Productivity is Stalling Worldwide

Economists are wringing their hands over a global decline in productivity growth that’s been underway for the past decade. According to a new report, this phenomenon threatens corporate profits, competitiveness and living standards.

The report, by The Conference Board, finds that this slowdown in productivity growth started before the 2008/2009 recession, though it was certainly exacerbated by it.

Total Factor Productivity (TFP) growth—which combines the effects of improvement in efficiency and technology and innovation – has all but collapsed. It fell from an average of 1.3% in 1999–2006 to just 0.3% in 2007–2014.

Don’t Blame the Workers

The United States saw average TFP growth fall from 1% in 1999-2006 to 0.2% in 2007–14, where it is projected to stay through 2025.

At the same time, labor productivity (output per worker) has fallen more modestly, from an average of 2.6% per year in 1999–2006 to 2.4% in 2007–2014.

In other words, workers are not the problem. Instead, suggests Conference Board chief economist Bart van Ark, the big declines in productivity growth come from the inability of companies and countries to translate investments in technology and innovation into timely gains in output.

This is a big reversal, and a head-scratcher, since it is these very investments produced a post-WWII revolution in global productivity.

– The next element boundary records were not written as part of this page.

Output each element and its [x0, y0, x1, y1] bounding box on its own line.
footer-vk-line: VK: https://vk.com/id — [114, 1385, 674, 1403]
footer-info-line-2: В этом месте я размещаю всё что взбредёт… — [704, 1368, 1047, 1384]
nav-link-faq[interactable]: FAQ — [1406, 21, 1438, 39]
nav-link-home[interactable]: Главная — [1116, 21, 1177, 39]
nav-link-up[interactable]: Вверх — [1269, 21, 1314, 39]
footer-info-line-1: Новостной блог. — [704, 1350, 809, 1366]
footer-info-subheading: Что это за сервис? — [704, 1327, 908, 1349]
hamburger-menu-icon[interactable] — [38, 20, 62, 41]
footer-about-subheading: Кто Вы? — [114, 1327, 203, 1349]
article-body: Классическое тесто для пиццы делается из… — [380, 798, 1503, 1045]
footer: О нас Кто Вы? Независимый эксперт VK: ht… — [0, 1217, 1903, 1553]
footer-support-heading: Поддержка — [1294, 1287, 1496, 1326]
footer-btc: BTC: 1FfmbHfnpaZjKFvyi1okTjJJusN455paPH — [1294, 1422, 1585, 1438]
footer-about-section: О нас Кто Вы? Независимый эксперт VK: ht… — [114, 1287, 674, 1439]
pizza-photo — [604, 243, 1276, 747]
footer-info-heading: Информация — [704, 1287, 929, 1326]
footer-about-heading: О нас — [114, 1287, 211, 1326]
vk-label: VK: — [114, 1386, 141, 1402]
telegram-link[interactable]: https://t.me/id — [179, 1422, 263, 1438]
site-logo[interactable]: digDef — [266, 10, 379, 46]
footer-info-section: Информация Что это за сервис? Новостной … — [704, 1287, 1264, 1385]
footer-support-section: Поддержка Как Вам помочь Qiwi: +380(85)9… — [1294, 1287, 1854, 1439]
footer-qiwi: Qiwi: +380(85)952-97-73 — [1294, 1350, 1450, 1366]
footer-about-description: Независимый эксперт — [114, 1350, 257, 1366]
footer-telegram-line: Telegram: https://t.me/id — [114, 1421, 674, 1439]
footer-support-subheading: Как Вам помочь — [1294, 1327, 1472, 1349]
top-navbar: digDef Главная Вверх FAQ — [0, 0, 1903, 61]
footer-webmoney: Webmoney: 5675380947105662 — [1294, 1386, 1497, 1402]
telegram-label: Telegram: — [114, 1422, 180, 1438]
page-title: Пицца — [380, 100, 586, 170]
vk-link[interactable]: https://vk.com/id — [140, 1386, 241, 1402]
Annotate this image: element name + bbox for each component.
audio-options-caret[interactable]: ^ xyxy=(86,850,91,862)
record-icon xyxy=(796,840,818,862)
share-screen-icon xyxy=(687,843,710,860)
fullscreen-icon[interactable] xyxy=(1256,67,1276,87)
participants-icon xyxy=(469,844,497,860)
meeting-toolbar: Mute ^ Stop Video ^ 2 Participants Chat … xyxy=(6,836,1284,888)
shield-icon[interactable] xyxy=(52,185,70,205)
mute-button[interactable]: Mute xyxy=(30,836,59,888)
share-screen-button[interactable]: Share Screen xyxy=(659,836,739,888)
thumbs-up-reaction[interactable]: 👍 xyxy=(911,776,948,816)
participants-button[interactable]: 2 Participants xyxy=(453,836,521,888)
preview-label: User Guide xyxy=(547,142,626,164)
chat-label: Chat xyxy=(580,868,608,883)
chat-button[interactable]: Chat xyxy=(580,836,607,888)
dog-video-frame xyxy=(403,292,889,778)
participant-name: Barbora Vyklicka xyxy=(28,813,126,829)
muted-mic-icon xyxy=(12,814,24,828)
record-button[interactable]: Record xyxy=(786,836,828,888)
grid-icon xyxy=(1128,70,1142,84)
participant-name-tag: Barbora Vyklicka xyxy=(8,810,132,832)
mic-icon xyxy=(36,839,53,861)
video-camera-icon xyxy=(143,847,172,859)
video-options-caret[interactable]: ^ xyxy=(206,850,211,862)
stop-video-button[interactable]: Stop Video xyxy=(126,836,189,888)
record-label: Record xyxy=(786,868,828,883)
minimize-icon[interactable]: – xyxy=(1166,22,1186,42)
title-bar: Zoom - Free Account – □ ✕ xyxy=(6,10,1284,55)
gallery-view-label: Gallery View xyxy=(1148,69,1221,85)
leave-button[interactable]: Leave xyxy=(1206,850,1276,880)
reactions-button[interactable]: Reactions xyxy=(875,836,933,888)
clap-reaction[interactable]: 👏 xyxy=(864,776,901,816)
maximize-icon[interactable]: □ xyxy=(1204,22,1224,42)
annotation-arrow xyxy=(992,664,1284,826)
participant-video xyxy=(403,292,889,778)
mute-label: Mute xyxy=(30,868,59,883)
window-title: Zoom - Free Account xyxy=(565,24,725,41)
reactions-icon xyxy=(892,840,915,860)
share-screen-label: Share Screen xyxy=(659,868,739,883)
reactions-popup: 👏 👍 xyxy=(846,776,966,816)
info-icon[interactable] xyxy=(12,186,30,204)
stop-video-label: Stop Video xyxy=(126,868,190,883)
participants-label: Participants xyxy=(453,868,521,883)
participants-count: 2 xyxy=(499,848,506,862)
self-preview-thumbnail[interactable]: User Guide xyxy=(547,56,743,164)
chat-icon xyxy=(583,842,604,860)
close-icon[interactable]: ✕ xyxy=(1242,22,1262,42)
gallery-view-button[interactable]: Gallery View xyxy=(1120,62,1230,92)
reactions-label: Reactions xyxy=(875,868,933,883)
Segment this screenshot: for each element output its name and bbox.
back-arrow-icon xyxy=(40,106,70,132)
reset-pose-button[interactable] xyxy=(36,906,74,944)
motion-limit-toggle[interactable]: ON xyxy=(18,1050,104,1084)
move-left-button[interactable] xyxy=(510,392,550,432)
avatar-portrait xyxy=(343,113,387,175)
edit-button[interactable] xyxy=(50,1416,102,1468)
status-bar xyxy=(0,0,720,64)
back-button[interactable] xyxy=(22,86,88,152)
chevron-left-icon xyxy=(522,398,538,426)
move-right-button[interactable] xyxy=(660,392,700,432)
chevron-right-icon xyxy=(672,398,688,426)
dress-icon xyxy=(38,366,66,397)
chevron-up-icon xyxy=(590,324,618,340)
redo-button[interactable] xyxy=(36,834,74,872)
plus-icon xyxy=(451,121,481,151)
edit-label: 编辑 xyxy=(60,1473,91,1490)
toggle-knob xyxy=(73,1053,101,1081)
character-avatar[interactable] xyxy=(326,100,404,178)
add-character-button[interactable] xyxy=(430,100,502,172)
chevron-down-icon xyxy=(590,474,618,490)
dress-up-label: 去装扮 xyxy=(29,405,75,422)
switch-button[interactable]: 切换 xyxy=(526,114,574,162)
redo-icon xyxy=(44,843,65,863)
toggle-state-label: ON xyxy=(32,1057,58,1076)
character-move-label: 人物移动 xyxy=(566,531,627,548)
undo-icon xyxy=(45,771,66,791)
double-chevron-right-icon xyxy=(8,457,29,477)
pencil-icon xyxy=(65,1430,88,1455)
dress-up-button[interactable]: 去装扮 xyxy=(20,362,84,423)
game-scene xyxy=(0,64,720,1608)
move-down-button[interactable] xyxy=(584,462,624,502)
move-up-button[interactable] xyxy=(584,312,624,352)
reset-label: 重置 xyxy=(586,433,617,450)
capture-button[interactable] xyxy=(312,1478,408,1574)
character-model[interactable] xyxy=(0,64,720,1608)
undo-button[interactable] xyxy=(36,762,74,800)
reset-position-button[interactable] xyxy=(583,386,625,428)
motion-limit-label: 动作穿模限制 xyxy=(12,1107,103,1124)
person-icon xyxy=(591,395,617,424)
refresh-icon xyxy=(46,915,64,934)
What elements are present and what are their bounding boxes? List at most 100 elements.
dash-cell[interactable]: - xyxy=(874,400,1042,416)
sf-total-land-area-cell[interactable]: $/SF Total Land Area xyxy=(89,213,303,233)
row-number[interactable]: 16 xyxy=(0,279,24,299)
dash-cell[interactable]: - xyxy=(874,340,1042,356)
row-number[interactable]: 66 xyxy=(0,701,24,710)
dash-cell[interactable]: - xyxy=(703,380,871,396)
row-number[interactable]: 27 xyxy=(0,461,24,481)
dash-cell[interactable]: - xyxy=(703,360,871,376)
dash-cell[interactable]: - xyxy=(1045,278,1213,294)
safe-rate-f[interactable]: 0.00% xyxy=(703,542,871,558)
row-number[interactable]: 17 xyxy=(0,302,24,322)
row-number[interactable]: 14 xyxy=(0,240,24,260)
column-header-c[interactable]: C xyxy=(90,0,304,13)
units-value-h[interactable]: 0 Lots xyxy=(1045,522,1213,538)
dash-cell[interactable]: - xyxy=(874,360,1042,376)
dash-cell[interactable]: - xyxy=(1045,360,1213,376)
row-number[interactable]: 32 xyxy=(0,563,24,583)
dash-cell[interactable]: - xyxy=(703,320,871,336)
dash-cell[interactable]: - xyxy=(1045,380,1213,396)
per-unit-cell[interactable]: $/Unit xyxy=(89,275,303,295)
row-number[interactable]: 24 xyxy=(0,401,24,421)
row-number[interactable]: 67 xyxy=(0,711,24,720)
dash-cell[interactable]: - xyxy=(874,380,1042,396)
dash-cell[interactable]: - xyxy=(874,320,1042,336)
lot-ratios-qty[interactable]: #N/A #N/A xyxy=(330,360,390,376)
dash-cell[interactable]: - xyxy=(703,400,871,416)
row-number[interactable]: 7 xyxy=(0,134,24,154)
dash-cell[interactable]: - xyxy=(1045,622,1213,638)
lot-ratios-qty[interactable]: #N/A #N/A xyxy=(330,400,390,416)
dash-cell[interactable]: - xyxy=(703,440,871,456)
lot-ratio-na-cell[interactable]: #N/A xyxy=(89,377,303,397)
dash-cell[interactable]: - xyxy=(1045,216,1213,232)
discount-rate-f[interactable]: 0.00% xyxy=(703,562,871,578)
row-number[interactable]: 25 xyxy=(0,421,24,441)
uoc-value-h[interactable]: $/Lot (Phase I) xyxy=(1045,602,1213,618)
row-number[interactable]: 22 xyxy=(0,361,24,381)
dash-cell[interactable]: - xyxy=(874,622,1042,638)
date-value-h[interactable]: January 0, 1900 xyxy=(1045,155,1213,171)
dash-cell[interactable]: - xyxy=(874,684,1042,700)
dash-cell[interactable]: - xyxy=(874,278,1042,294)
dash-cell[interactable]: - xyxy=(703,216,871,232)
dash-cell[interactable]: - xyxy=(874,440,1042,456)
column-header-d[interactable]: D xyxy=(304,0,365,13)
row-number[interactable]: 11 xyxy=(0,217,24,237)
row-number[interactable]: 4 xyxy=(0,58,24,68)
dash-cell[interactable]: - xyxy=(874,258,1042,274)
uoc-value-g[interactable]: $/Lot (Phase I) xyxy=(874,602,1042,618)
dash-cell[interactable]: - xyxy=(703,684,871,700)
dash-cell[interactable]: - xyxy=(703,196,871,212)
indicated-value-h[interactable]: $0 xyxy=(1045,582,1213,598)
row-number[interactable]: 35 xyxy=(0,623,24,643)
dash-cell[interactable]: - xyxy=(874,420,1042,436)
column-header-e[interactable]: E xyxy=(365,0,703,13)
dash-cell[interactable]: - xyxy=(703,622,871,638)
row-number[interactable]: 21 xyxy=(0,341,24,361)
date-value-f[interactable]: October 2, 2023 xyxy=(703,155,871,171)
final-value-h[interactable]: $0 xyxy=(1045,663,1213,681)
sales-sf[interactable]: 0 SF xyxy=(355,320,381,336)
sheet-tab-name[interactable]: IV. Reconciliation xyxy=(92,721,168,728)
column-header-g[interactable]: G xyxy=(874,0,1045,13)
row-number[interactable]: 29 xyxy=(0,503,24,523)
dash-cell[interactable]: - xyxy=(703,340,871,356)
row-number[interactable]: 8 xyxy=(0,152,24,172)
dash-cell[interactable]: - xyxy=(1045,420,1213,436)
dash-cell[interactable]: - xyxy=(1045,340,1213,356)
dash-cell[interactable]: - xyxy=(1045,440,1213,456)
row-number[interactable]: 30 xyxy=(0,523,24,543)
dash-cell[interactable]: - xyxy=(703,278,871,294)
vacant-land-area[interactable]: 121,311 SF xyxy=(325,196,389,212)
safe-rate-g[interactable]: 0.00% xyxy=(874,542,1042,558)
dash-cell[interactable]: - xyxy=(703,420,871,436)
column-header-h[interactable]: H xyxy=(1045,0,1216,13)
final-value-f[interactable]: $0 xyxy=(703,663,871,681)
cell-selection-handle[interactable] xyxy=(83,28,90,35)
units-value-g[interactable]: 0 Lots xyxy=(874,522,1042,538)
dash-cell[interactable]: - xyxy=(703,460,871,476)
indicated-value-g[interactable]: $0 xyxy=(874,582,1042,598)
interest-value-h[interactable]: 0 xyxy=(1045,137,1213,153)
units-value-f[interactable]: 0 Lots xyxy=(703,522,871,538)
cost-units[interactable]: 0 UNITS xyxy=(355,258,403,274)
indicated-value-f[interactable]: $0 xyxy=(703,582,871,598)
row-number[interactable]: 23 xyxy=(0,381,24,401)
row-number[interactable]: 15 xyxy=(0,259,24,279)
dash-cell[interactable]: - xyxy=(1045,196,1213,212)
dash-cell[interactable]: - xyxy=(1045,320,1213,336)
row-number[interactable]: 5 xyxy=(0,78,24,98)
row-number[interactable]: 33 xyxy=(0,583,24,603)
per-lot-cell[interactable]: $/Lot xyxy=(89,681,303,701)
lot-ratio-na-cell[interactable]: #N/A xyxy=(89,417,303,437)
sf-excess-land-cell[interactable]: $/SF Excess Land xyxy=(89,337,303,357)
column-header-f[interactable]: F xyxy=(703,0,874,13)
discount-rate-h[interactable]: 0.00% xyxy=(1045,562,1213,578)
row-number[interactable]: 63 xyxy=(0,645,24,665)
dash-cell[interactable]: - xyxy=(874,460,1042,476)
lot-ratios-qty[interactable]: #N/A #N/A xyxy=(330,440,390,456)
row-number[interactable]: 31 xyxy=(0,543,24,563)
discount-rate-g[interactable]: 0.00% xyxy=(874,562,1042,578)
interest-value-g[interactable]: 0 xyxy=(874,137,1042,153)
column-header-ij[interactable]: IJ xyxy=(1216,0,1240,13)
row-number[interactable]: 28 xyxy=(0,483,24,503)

A Threat to Living Standards

According to the report, productivity growth needs to be strengthened by as much as 60% in the next ten years to achieve the same growth levels as before the crisis.

This presents a huge challenge, especially for advanced economies like that of the U.S.A. You could say that the U.S. is addicted to productivity growth, since it is a big factor in enabling the country to compete with cheap-labor emerging economies.

Without productivity growth, U.S. workers fall further behind their counterparts in other countries, and living standards drop.

The “good news” in all of this is that the U.S. is not alone in suffering a slowdown in productivity growth. Indeed, the report finds that the problem is global, and affects developed as well as emerging economies.

Also, in terms of output per hour, the U.S. workforce remains by far the world’s most productive.

With that said, there is still much work to be done. The report outlines four key principles that, if followed, will allow companies to maximize their productivity potential:

  • Understand that workforce matters most. Human capital advantages—in particular, continuous skills enhancement and high employee engagement—are strongly and positively correlated with productivity.
  • Realize that innovation isn’t free. To translate new technology into enhanced productivity, a company must build an innovation culture. This requires higher investment intensity not only in human capital, but a range of intangible knowledge-based assets: R&D, software and data, business organization, marketing and brand capital.
  • Let management lead productivity. Research has found a strong relationship between systematic management practices—including clear target-setting, performance tracking, and rewards for high performance—and productivity growth.
  • Accept that competition will spur productivity. Intense competition fuels investments in productivity-enhancing measures that speed up adoption of technology, innovation, and improved work practices. Companies must avoid complacency and continuously assess their competitive and regulatory environments for changes that can be turned from risks into opportunities.

Productivity is an area that can either unite management and workers, or divide them. This global crisis threatens both company profits and workers’ living standards, so perhaps the best advice is for everyone to work together toward a solution.